Summer is slowly winding down, and schools across north america are back in session. This is the first fall in many many years that i am not returning to school (I graduated from uni this past spring!). I miss the rush of feelings on the first day of class, where you see nothing but opportunity ahead of you. September always had a cleansing feeling; everything from the past year was washed away. No grades, no negative impressions from the teachers in years past, and best of all, I had all of my energy recharged from being lazy all summer long. It was so easy to start over.

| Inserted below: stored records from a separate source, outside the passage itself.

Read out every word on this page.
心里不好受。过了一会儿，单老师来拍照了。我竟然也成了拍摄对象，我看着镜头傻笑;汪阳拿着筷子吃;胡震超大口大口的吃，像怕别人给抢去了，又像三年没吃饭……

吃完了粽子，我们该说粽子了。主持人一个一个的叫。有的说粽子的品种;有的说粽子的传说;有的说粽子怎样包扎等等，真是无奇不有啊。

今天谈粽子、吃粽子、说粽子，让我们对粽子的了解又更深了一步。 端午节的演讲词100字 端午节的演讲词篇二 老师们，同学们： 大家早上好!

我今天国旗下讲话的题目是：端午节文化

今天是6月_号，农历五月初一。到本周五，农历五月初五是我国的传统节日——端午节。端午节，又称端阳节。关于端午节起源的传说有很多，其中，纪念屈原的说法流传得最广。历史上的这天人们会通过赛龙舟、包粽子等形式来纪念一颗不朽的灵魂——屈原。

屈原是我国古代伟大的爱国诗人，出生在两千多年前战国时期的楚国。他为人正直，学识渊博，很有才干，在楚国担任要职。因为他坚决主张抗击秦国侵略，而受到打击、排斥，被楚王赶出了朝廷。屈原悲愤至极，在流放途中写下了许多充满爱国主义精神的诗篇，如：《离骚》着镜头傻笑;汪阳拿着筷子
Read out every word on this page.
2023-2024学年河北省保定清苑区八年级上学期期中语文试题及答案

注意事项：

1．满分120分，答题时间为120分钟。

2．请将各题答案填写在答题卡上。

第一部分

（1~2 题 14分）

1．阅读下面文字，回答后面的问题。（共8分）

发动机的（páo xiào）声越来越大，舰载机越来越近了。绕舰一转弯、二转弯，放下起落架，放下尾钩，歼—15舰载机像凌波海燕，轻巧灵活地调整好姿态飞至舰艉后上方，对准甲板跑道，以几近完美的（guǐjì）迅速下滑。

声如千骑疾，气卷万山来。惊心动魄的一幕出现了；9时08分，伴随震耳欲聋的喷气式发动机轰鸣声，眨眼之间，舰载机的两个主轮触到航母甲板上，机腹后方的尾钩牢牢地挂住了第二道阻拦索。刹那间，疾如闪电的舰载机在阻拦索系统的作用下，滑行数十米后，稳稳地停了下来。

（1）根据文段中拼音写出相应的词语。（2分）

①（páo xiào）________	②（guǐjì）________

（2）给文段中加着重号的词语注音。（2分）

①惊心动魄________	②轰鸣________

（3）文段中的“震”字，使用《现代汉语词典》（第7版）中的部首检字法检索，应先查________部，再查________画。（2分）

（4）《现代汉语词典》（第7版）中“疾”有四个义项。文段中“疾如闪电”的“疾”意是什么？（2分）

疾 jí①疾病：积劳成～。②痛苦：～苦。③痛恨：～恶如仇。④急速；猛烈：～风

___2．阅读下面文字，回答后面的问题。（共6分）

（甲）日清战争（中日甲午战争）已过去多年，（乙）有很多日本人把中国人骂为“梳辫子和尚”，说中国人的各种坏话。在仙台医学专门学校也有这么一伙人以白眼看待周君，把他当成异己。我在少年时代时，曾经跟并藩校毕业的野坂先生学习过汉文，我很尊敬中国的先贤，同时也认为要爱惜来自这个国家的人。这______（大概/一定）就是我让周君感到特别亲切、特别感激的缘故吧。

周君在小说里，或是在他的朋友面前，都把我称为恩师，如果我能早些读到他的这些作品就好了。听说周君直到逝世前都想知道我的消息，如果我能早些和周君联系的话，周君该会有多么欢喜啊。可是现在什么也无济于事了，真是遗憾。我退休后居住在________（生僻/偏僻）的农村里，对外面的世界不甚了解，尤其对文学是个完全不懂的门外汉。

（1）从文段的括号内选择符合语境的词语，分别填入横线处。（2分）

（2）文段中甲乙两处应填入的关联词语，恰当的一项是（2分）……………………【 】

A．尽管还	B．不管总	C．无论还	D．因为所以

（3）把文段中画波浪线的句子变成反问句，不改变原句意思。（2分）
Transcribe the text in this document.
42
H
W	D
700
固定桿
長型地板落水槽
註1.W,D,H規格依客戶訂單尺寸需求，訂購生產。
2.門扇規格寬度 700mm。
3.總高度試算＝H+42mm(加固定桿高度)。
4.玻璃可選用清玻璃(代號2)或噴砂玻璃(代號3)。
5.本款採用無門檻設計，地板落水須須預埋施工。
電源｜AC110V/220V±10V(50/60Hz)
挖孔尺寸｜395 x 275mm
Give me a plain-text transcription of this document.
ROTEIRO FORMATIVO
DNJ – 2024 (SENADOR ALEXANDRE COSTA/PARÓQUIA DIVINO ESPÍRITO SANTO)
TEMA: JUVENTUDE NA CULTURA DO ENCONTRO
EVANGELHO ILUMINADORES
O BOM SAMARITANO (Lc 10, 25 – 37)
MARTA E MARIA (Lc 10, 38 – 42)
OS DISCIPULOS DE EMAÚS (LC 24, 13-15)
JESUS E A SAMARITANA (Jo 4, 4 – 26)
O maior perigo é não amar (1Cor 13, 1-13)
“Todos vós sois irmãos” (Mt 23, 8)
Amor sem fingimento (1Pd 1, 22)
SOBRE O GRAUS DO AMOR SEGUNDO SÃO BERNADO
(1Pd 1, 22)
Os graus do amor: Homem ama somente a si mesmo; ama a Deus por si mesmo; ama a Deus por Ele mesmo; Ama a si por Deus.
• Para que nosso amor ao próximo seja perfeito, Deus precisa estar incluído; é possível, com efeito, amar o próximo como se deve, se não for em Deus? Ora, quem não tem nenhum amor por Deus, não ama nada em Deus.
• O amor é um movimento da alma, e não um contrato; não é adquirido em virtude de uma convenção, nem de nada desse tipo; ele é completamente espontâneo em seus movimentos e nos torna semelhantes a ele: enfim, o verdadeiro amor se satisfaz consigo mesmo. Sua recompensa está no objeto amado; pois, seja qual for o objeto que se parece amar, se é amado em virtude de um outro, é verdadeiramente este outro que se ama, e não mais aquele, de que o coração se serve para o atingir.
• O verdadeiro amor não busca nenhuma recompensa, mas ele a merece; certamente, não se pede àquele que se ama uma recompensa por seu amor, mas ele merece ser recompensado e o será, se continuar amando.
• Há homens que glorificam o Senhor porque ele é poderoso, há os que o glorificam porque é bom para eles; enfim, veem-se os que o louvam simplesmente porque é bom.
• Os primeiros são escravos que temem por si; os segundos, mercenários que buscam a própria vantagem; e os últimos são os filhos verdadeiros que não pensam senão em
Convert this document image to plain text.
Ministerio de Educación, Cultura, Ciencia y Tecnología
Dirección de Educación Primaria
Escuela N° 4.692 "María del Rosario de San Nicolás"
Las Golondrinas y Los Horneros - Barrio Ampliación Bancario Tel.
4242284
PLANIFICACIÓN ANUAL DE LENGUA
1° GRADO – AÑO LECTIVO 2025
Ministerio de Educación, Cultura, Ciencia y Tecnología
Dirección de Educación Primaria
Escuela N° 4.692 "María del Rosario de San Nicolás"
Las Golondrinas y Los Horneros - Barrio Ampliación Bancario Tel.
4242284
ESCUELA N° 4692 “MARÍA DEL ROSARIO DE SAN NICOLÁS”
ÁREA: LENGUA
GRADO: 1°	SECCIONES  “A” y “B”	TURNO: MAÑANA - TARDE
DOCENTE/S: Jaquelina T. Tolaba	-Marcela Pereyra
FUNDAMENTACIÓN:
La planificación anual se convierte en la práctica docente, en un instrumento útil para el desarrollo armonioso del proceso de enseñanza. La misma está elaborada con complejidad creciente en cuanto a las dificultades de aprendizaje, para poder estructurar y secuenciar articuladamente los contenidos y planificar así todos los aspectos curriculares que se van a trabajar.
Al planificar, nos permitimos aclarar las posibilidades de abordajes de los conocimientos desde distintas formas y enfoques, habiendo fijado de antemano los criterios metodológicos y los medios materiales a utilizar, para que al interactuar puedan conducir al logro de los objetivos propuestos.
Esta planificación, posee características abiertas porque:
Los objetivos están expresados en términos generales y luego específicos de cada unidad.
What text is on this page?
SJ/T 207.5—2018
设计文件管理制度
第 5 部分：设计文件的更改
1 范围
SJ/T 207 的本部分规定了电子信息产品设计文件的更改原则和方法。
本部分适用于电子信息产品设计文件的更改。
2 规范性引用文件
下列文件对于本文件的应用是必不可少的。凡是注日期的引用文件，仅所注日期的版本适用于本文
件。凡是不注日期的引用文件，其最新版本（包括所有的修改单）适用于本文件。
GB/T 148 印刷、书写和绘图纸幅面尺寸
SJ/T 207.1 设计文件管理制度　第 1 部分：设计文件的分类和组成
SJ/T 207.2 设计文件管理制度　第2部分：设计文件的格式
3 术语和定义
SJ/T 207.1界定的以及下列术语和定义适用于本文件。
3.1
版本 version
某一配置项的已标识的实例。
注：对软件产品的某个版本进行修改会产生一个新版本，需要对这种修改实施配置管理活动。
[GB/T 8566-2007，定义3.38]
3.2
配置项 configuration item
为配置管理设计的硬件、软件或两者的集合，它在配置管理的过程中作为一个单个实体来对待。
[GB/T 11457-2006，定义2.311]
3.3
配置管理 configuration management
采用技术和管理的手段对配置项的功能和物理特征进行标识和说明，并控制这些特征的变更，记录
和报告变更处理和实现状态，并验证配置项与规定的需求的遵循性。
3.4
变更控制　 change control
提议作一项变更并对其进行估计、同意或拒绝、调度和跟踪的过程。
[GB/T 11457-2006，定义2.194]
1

I had plenty of time to recharge this past summer. Since being in Vancouver, I've been living the lazy life. Which, don't get me wrong, has been great. But the nights here are starting to get chilly and the leaves are falling from the tree across the way. I am starting to get an itchy feeling inside. I've been lazy for as long as i can handle.

The problem with the decision to un-lazy myself is that i am a complete procrastinator. I find it very easy to come up with reasons not to do things. Like, take this blog for example. I want to blog. I think its fun to blog, but i never blog because i never take photos. And what fun is a blog without photos? No fun at all! To sum up, i procrastinate.

I was talking with a friend a few days ago about how spring cleaning really should be fall cleaning. I've also read blog discussions about how new years resolutions could easily be replaced with fall resolutions. And i find this all to be true in my life right now.

My resolutions are being shaped by a few different sources. Lisa put together a great post about how she keeps herself organized and on task. She posted a great document she created to keep track of everything. I've made my own little word file, customized to what i need to think about, and its already helped immensely!



Thanks Lisa!

Obviously, I've been thinking a lot lately about how i live my life. I have so many plans and ideas that I cant really commit to. I decided to try to really give my ideas a shot. Really give it everything I have. If i don't, i have got to let the ideas go, and move on to bigger and better things. I cant let the same things hold me back, if nothings going to come from them.

With that, I am going to try to blog more often (every day?) and tomorrow you will find me sewing my heart out.